Having witnessed a strong return of occupancy, such markets experience acute pressure on last-room availability agreements, for which many hoteliers can charge a premium.
"The New York market is on fire," said Tom Chevins, senior vice president of sales and marketing at Omni. "There has been efforts underway to take away last-room availability and some of those things and you're probably going to see more of that in the marketplace on a go-forward basis."
However, where rates grow exorbitantly, Woodworth anticipates some backlash among business travelers and their managers.
"When we look at markets like a D.C. and a New York that have had extremely strong rate growth in the past couple of years, even though we're not seeing meaningful supply growth, we do see occupancies and eventually rates begin to flatten out a little bit because there is a point where the consumer says, 'I can't go any more,' " Woodworth said. "They'll either trade down from a four-star property and stay in a three, or instead of flying out the night before, may catch the early bird and save a night's lodging. They can affect occupancy and the level of rate increase."

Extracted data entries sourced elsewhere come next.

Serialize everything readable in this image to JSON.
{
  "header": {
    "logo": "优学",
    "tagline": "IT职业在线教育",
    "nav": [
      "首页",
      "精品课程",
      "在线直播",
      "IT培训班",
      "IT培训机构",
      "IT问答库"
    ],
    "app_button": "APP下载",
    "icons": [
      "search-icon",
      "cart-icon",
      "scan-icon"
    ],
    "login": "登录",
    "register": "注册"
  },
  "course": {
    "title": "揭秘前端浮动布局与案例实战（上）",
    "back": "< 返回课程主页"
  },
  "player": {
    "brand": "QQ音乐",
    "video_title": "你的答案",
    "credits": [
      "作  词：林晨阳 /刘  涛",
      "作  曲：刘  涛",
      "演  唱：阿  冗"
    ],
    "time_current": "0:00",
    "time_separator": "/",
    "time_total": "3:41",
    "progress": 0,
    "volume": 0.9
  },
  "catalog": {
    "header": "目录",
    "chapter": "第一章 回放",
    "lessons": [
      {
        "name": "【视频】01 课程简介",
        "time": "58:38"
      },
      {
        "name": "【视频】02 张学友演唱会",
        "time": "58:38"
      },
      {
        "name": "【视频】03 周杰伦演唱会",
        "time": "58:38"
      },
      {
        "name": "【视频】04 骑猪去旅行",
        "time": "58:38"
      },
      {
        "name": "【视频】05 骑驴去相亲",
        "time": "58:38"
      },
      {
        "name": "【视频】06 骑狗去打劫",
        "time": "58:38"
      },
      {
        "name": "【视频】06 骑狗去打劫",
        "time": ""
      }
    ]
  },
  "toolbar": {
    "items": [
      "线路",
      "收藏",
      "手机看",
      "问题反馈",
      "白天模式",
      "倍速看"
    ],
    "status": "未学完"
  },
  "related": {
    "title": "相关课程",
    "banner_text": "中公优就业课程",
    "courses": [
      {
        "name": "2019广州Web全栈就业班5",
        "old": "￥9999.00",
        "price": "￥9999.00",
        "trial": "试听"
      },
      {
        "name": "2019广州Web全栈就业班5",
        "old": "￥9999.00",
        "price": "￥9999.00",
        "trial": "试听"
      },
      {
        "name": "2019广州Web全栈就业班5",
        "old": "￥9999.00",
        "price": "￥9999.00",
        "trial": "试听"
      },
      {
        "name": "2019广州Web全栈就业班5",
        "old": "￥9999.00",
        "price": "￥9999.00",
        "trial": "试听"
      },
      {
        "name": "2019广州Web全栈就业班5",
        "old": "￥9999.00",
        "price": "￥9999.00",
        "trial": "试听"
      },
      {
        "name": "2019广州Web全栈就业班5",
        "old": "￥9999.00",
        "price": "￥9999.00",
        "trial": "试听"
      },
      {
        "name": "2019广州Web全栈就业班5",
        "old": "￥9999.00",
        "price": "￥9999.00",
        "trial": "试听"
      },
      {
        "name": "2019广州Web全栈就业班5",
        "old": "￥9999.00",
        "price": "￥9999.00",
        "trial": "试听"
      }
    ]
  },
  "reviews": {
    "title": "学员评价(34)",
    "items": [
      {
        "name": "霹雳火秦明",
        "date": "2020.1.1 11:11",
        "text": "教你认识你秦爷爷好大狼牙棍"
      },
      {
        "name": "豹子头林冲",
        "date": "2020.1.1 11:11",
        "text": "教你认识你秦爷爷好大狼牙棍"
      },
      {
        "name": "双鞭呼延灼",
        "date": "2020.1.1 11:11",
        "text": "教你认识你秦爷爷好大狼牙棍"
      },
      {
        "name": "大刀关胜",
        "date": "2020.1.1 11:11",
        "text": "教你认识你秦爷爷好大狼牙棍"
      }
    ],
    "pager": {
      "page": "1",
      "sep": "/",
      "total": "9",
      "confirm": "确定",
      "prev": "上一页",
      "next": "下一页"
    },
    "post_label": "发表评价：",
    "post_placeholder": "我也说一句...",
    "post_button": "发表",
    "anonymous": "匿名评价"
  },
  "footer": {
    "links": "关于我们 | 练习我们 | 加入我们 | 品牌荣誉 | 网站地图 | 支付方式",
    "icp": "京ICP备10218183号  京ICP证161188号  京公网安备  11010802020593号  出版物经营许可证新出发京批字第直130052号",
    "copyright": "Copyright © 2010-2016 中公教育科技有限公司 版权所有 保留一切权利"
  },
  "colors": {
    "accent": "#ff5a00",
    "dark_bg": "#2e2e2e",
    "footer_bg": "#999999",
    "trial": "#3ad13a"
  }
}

"Some of the markets that may have some supply yet to be absorbed are potentially Chicago, Houston or Dallas," said Ruth Philpott, director of hotel procurement for Eclipse Advisors. "There's also the acknowledgement of the downdraft of Katrina and the need to rebook conventions that were to be held in New Orleans."
Hurricane Katrina aside, Atlanta also is poised for significant growth with an expected 7.1 percent jump in RevPAR next year. Yet, Woodworth said it is largely due to the fact that the city has been behind other major markets in terms of lodging recovery.
"Atlanta has very much lagged behind the national averages in terms of its recovery," Woodworth said. "We're forecasting Atlanta to have such a strong increase in RevPAR next year, particularly relative to the other top 10 markets, it's obviously based in part of economic growth in the metro area next year, but also because Atlanta is still playing catch-up."
Patricia Carlin, travel manager at Sybase, said that when it comes time to negotiate she will do so on the property level, rather than attempt chainwide deals. Carlin said in the past, the approach has yielded more favorable rates for her travelers.
"Everything is going to be very market-specific," said Kim Maschoff, WorldTravel BTI Travel Procurement Solutions director of hotel business consulting. "That's the challenge and this will be one of the challenges that we will have this year. We have to look at different markets and understand what we can do in that market. Between 2001 and 2003, it was more across the whole program."